Il a aussi beaucoup parlé du rapport qu’il a coordonné avec Patrick Landman « Rapport sur les avancées et les apports des psychanalystes français dans le champ de la Santé mentale, de la  jeunesse et de la culture ». Chose assez rare, ce rapport a fait l’unanimité des principales écoles de psychanalyse ; on peut le trouver sur notre site grâce au moteur de recherche.

  • Le 8 octobre, à l’initiative de Danièle Lévy, Guy Dana, psychiatre et psychanalyste membre du Cercle Freudien nous a parlé des « Innovations institutionnelles  et traitement psychanalytique des psychoses » à partir des expériences originales qu’il a mené dans ses différents services, reposant sur trois notions : la traduction, la perspective et le langage.

Le passage organisé du patient entre différents services introduit une différenciation des lieux et situations, introduit un différentiel comme pour les phonèmes dans le langage, susceptible de faire bouger les choses.
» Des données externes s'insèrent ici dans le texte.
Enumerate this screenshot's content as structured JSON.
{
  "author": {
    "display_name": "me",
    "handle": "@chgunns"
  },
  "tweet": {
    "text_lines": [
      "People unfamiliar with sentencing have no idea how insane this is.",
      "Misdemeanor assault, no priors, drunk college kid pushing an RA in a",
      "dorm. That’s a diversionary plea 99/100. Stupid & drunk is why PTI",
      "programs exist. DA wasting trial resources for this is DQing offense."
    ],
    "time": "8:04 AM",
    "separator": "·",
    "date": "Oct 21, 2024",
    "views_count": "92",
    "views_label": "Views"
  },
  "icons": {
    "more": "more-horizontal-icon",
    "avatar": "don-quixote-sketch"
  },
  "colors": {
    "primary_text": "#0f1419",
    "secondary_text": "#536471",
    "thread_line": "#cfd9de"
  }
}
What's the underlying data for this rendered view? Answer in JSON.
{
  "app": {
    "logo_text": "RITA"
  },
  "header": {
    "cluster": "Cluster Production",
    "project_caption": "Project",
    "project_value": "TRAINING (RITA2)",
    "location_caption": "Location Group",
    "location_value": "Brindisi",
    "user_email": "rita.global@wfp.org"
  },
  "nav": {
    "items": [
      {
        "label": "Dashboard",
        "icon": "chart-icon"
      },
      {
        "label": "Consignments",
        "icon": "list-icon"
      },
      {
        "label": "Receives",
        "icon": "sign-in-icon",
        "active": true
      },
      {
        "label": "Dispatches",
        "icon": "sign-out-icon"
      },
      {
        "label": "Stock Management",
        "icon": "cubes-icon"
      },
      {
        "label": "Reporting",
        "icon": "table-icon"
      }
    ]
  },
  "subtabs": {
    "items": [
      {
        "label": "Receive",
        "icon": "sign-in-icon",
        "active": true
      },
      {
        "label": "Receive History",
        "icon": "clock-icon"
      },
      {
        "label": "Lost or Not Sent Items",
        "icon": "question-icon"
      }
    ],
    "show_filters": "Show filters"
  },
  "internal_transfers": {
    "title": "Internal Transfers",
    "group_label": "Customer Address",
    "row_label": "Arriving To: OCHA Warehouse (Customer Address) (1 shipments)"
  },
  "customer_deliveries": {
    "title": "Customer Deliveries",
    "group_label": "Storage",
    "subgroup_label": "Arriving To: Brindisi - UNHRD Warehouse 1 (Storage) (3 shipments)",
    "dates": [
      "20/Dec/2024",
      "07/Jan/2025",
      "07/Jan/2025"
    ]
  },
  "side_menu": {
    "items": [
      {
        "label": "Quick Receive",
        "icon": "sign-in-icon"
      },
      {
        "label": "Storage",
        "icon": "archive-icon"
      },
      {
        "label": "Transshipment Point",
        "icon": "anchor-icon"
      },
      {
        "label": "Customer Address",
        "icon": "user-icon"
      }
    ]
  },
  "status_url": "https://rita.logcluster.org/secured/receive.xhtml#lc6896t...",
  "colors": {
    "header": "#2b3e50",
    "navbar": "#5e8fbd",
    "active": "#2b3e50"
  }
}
Il évoque à ce propos un néologisme, le « situème ».

Je vous renvoie à son argument sur le site.

  • Enfin le 3 décembre, du théâtre musical afin de terminer l’année sur un mode plus festif : Marie-Benoît Ployé (jeu et chant) accompagnée par Camille Bachimont (piano et jeu) nous ont présenté « Amour, drogues et karaté » au 3x+, un spectacle traitant de la question des addictions. La comédienne personnellement concernée a pu à travers son jeu et ses chansons s’engager vraiment dans son discours de façon à la fois sérieuse, drôle et pleine de pudeur.

Les groupes de travail

Passée la période Covid, les groupes de travail ont pu reprendre leurs travaux normalement, à l’exception du groupe théorique sur le Séminaire XX qui ne parvient pas à se relancer ; cette possibilité reste ouverte.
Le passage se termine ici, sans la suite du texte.